Immediately, a high court judge granted the application for freedom of Turner Ogboru, which was filed by his lawyer, Femi Falana, Dr. Olu Onagoruwa, the Attorney-General sent letters out to the late Alex Ibru, the then Minister for Internal Affairs, and Alhaji Ibrahim Coomasie, the Inspector General of Police directing the immediate release of Turner Ogboru as directed by the Court.

Alex Ibru complied immediately with the Attorney-General’s instructions by ordering the release of Turner Ogboru from prison custody.

A Provisional Ruling Council meeting headed by Abacha was held the next day after Ogboru’s freedom. Towards the end of the meeting, the Inspector-General of Police, ACoomasie drew the attention of the PRC meeting to the letter by Onagoruwa ordering the release of Turner Ogboru. Abacha was said to have been so enraged to learn of the subsequent release of Turner that he was said to have told Onagoruwa and the late Ibru that what they had done by releasing Ogboru was worse than treasonable felony. Turner Ogboru was immediately rearrested after the PRC meeting and returned to prison.

It is generally believed that the releases of Turner Ogboru was one of the sins Onagoruwa committed leading to the gruesome murder of his son Toyin in December1996.

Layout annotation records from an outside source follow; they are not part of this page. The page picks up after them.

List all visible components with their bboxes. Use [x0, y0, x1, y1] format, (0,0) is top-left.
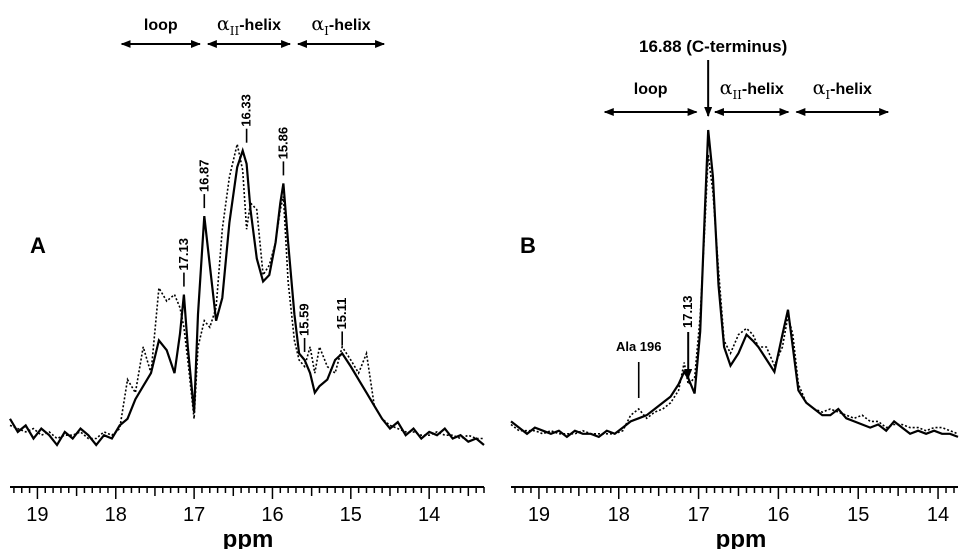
dotted-spectrum-line — [9, 144, 484, 440]
tick-label: 19 — [26, 504, 48, 526]
x-axis-title: ppm — [223, 526, 274, 549]
x-axis: 19 18 17 16 15 14 — [511, 486, 958, 526]
tick-label: 17 — [687, 504, 709, 526]
region-label: αII-helix — [720, 77, 784, 102]
tick-label: 18 — [105, 504, 127, 526]
panel-b: B loop αII-helix αI-helix 16.88 (C-terminu… — [510, 37, 959, 549]
x-axis: 19 18 17 16 15 14 — [10, 486, 485, 526]
tick-label: 19 — [528, 504, 550, 526]
peak-labels: 17.13 16.87 16.33 15.86 15.59 15.11 — [176, 94, 349, 352]
tick-label: 14 — [418, 504, 440, 526]
region-arrows: loop αII-helix αI-helix — [120, 13, 386, 48]
tick-label: 16 — [261, 504, 283, 526]
tick-label: 15 — [847, 504, 869, 526]
panel-a: A loop αII-helix αI-helix 17.1316.8716.331… — [9, 13, 485, 549]
tick-label: 14 — [927, 504, 949, 526]
ala196-label: Ala 196 — [616, 339, 662, 354]
peak-label: 17.13 — [176, 238, 191, 271]
region-arrows: loop αII-helix αI-helix — [603, 77, 890, 116]
solid-spectrum-line — [510, 129, 959, 439]
c-terminus-label: 16.88 (C-terminus) — [639, 37, 787, 56]
tick-label: 18 — [608, 504, 630, 526]
region-label: loop — [634, 81, 668, 98]
tick-label: 15 — [340, 504, 362, 526]
peak-label: 15.59 — [297, 303, 312, 336]
spectra — [9, 144, 485, 447]
peak-label: 16.87 — [196, 160, 211, 193]
tick-label: 17 — [183, 504, 205, 526]
spectra — [510, 129, 959, 439]
panel-label: A — [30, 233, 46, 258]
solid-spectrum-line — [9, 147, 485, 447]
peak-label: 16.33 — [239, 94, 254, 127]
panel-label: B — [520, 233, 536, 258]
region-label: αII-helix — [217, 13, 281, 38]
peak-label: 15.86 — [275, 127, 290, 160]
peak-label: 17.13 — [680, 295, 695, 328]
region-label: αI-helix — [311, 13, 370, 38]
region-label: loop — [144, 17, 178, 34]
x-axis-title: ppm — [716, 526, 767, 549]
region-label: αI-helix — [813, 77, 872, 102]
annotations: 16.88 (C-terminus) 17.13 Ala 196 — [616, 37, 787, 398]
tick-label: 16 — [767, 504, 789, 526]
dotted-spectrum-line — [510, 154, 959, 435]
peak-label: 15.11 — [334, 298, 349, 330]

The murder of his son by unknown policemen did have an effect on his health. Eventually, Onagoruwa suffered a devastating stroke some few months after the murder. He never fully recovered from the effect.

To make matters worse for him, his loyal wife of many years suddenly died. She was buried at the Onagoruwa’s family compound at Odogbolu in Ogun State.

The former Attorney General of the Federation was the principal partner of a law firm that bears his name. He was the author of the Nigerian Civil War; Fundamental Human Rights and International law 1969, The Amakiri Case, Press Freedom in crisis 1978 and Law and Contemporary Nigeria Reflections 2004 amongst others.

Onagoruwa, who attended the Academy of American and International Law Center USA on a Fulbright and Hays scholarship, served as a law lecturer in various Nigerian Institutions.

For over 45 years, Onagoruwa was involved in general practice of law. His core practice areas included constitutional law, legislative matters, banking and insolvency, oil and gas, telecommunication law and litigation.


Respected across Africa, he was part of the international team that drafted the constitution of the Republic of Ethiopia in 1994.